Quando la buona massaia trova la porta della dispensa spalancata, la vescica dello strutto sfondata, il vaso dell'olio riverso e il prosciutto addentato dal gatto, è senza dubbio la malizia del munaciello, che ha schiusa quella porta e cagionato il disastro. Quando alla serva sbadata cade di mano il vassoio ed i bicchieri vanno in mille pezzi, colui che l'ha fatta incespicare, è proprio lui, lo spiritello impertinente; è lui che urta il gomito della fanciulla borghese, che lavora all'uncinetto e le fa pungere il dito; è lui che fa traboccare il brodo dalla pentola ed il caffè dalla cogoma; è lui che fa inacidire il vino nelle bottiglie; è lui che dà la iettatura alle galline, che ammiseriscono e muoiono; è lui che spianta il prezzemolo, fa ingiallire la maggiorana e rosicchia le radici del basilico. Se la vendita in bottega va male, se il superiore all'uffizio fa una rimenata, se un matrimonio stabilito si disfa, se uno zio ricco muore, lasciando alla parrocchia, se al lotto vien fuori 34, 62, 87 invece di 35, 61, 88 è la mano diabolica del folletto, che ha preparato queste sventure grandi e piccole.

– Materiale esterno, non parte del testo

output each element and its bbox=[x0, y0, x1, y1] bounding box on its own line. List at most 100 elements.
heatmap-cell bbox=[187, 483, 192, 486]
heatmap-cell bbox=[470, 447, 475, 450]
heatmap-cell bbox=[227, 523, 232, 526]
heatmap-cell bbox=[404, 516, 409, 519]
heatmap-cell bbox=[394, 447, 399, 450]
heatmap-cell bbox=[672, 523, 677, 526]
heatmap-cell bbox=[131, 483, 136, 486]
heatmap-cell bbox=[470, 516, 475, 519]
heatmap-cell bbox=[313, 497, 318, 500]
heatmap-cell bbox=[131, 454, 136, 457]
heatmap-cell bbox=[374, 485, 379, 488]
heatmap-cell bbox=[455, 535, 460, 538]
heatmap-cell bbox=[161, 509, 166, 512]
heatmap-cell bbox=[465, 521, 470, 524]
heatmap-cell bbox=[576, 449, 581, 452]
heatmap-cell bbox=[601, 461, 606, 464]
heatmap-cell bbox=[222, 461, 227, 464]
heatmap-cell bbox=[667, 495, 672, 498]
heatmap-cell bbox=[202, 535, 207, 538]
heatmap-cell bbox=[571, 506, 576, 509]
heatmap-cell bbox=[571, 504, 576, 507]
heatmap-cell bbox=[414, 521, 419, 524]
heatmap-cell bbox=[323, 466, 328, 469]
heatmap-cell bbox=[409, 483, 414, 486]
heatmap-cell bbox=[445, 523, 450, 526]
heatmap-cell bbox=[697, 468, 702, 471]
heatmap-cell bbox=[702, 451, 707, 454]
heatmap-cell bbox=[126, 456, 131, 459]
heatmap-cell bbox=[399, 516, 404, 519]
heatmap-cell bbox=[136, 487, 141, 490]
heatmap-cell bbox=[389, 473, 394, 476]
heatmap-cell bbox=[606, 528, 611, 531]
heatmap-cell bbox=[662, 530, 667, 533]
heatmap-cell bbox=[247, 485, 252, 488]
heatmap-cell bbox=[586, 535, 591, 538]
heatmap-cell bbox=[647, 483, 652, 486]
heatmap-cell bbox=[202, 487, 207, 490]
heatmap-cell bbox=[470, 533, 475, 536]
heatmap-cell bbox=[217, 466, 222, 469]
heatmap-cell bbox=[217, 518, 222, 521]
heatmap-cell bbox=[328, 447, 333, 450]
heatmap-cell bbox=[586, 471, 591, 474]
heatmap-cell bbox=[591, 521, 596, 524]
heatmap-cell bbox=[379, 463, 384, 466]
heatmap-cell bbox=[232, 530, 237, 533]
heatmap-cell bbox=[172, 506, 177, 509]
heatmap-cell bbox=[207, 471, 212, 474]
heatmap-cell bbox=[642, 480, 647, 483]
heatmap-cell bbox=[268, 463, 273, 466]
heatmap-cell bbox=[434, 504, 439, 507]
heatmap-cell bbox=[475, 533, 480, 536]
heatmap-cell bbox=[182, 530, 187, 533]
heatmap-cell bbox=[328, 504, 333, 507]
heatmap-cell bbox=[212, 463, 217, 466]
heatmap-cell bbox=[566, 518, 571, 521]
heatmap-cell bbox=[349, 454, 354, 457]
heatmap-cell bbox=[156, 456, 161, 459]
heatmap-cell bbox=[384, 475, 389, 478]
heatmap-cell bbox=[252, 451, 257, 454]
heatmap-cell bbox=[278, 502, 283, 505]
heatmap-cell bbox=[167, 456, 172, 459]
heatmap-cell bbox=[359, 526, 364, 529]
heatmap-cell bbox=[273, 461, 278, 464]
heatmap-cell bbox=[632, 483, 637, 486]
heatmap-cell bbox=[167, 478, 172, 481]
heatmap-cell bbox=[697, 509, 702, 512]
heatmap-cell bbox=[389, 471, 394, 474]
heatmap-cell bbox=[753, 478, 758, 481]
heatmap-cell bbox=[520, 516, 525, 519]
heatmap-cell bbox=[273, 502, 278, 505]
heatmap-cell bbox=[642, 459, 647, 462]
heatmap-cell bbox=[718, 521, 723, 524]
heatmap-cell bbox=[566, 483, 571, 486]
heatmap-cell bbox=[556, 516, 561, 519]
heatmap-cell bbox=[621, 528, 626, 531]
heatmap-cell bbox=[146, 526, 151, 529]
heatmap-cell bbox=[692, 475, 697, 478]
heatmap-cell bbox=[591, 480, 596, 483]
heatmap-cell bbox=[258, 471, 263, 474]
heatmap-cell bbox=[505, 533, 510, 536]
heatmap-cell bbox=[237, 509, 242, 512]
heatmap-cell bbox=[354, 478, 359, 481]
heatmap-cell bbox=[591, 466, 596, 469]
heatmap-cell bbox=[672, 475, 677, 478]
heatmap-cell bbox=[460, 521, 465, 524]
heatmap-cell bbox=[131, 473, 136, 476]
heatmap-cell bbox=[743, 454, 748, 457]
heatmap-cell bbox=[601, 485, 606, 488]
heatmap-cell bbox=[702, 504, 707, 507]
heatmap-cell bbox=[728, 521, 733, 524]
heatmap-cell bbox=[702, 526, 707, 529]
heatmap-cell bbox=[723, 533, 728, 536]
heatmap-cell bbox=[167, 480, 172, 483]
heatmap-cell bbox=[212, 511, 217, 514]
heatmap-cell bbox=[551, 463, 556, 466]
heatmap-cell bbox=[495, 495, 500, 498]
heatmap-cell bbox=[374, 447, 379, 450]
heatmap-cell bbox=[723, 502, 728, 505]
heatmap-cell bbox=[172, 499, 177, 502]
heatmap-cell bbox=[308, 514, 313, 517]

A Castellammare di Stabia gli è stata intitolata una strada, «via Monaciello», a Scanzano, poiché si dice che in tale luogo, fino agli anni cinquanta, col giungere delle tenebre, appariva il munaciello, che “paliava” il malcapitato di passaggio.
Si suol mostrare in abito ecclesiastico con zucchetto; e beato chi può strapparglielo, è la fonte d'una fortuna, ch'era follia sperare.